There are 12 local jobs right here that wouldn’t exist without the LAFHA

Just over five years ago, I had an unexpected phone call.

How did I fancy moving to a country I’d never visited, to edit a magazine I’d never heard of, for less than half the money I’d just been earning in Dubai?

Fair to say, a move to Australia had not been my plan at the time. But, Sydney had looked good on the Olympics, and B&T magazine sounded like an interesting challenge.

But on paper, it just didn’t make sense. It was a lot less than I could earn in the UK, where I had just returned after my Middle East stint.

But then, over a couple more calls, B&T’s publisher explained to me LAFHA, the Living Away From Home Allowance. Effectively while I was on the four year 457 business visa, my rent could be tax free. This is the perk that Wayne Swan announced yesterday he’ll be axing.

It was just enough to get me across the line, so I decided to give it a go.
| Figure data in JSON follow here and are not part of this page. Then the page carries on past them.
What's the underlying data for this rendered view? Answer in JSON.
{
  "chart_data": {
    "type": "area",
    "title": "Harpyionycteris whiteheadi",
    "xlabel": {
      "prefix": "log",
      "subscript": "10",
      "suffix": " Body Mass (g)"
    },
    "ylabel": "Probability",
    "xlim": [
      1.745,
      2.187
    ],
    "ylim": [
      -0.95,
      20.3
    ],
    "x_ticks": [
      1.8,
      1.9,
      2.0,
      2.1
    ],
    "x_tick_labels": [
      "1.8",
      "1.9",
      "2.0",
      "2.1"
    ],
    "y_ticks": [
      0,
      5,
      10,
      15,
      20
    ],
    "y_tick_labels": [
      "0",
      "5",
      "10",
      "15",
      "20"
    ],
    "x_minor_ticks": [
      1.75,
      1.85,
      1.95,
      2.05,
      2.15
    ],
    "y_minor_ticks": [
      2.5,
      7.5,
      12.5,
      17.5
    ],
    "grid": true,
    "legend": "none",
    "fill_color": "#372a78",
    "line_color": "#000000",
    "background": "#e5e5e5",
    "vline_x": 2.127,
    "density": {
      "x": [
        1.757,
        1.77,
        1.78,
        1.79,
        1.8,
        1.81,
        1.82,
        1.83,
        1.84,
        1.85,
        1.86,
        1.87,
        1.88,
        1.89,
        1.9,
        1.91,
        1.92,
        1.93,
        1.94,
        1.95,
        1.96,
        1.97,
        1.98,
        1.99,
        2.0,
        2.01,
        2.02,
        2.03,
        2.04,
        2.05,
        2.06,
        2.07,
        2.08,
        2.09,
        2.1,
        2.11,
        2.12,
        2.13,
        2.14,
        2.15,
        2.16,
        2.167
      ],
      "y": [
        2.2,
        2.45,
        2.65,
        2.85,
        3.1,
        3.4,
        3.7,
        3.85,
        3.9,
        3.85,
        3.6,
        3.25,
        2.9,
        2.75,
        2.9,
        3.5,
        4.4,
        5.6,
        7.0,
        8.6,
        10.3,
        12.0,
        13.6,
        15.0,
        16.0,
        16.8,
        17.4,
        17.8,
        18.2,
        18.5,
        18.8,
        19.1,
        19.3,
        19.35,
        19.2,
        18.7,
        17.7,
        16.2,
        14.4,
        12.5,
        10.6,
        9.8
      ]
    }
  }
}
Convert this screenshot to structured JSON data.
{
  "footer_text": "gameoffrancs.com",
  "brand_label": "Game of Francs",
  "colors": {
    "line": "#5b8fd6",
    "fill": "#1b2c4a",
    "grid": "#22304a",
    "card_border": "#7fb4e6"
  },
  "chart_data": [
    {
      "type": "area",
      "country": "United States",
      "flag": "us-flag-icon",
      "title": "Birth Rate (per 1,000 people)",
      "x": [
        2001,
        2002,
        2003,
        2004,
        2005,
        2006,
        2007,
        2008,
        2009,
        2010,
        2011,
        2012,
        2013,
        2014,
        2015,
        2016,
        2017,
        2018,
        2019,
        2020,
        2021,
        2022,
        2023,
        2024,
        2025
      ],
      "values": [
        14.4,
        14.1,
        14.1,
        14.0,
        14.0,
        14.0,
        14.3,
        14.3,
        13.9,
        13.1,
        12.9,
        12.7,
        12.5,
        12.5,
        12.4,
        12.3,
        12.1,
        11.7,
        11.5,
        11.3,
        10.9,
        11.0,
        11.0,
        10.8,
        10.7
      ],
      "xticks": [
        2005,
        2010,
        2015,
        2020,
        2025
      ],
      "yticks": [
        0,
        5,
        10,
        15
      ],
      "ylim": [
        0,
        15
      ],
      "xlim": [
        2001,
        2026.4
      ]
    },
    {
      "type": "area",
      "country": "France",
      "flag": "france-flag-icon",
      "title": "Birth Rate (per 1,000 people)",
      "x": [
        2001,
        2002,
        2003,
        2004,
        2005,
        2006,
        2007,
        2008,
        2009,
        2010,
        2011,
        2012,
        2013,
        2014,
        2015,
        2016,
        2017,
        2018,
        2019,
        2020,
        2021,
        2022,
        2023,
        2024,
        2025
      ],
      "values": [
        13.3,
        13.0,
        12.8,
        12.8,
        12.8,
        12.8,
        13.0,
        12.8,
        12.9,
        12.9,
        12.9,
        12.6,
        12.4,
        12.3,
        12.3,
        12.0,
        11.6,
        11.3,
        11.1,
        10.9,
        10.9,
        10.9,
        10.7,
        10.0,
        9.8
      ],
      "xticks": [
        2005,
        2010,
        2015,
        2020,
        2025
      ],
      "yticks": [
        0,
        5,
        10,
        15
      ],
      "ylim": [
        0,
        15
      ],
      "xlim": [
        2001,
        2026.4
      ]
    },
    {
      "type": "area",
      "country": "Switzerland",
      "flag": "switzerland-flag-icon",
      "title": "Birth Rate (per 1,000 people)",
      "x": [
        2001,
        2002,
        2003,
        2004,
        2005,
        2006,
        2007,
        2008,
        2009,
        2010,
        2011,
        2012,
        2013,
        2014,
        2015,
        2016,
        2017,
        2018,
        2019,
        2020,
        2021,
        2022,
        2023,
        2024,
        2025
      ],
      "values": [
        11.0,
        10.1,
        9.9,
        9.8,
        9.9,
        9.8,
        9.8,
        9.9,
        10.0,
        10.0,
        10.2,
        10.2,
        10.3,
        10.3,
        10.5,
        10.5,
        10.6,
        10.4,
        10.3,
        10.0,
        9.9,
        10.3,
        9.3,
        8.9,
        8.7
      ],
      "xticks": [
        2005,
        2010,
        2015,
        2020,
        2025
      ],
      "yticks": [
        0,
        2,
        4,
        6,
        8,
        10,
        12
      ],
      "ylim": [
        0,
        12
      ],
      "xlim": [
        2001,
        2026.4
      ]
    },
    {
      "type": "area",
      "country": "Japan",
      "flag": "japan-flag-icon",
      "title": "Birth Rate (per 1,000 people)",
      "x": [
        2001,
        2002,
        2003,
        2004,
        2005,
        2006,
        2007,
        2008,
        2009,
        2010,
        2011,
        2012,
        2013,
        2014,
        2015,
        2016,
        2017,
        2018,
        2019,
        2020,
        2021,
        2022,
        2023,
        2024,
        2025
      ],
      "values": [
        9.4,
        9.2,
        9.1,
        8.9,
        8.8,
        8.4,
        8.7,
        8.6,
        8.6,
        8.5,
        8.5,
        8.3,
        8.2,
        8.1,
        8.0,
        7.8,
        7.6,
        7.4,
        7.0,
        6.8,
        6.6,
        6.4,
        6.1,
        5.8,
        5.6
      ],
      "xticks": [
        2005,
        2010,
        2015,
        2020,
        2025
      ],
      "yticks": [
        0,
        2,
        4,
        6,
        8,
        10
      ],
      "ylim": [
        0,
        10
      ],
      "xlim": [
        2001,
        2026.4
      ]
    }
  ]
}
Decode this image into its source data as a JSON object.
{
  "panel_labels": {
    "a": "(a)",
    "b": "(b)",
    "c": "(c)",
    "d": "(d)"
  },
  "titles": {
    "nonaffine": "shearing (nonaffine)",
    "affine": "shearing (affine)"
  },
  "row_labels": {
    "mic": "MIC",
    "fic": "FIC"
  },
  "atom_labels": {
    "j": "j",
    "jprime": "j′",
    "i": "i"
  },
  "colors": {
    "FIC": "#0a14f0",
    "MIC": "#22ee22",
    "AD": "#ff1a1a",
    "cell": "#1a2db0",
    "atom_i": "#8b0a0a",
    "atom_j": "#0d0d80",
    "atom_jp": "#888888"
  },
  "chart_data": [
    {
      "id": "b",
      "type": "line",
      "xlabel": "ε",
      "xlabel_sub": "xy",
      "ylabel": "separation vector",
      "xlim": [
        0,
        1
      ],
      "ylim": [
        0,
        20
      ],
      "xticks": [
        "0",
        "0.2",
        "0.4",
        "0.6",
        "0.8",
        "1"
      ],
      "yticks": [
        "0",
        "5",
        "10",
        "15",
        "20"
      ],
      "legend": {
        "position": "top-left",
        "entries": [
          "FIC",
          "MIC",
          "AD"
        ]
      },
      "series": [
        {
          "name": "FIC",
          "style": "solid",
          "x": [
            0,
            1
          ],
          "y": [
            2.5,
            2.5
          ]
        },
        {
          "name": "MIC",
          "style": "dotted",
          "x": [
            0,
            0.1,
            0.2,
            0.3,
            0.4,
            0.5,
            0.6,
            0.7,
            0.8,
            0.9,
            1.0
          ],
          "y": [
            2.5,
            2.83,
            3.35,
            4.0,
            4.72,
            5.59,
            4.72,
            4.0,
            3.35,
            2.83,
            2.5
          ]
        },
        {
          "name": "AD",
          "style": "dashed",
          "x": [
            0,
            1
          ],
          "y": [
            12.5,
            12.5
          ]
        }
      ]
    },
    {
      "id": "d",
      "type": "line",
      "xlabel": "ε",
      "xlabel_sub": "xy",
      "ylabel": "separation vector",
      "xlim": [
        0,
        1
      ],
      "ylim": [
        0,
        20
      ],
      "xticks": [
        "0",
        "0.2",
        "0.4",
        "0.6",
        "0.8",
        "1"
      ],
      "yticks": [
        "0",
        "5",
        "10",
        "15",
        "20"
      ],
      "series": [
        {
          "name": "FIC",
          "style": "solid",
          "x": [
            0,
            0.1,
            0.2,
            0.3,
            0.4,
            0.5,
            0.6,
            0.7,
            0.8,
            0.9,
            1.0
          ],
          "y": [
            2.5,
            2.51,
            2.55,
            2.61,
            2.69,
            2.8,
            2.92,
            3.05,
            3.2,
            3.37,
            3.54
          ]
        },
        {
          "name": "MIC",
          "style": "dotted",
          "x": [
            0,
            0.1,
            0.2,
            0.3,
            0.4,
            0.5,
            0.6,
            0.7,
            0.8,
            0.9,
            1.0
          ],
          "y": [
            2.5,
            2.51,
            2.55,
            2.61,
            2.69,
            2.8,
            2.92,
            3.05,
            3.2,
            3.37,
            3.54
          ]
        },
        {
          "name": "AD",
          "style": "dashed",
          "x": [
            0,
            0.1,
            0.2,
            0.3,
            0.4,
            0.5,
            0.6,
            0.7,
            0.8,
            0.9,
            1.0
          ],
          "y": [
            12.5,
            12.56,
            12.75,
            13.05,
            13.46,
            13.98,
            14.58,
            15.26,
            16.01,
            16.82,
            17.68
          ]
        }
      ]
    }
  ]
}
We relaunched the magazine and I created an awards event that helped put the title on a sounder financial footing. (I hope to see you at this year’s event on Friday night – it’s always a good bash.)

I then helped start Mumbrella three years ago. Initially I was the only member of staff.

Today we employ eight Australians, one Kiwi and three Brits (myself included).

If LAFHA did not exist, then that’s 12 local jobs that never would have been created, as I wouldn’t have been here to help create them. And of course, that’s just a tiny example compared to the growth that some big agencies have had under leadership that came from outside Australia. All creating local jobs along the way.

Sometimes when I explain the LAFHA to Aussie friends, they’re outraged. Bad enough that the Brits are taking their jobs, but they’re getting tax perks on their rent too? Outrageous and unfair. Except of course, it’s a tool used, particularly in our industry, as a means of hiring experienced people you otherwise wouldn’t be able to afford into roles where there just isn’t enough local talent.

There is, I would argue, a lot to be said for changing the rules. For instance, limiting the length of time the LAFHA could be claimed for, so that once people have chosen to make a life here, everyone is on an even playing field.

But getting rid of it altogether – do you know anybody who currently finds it easy to recruit good, experienced staff? This is going to make it even tougher.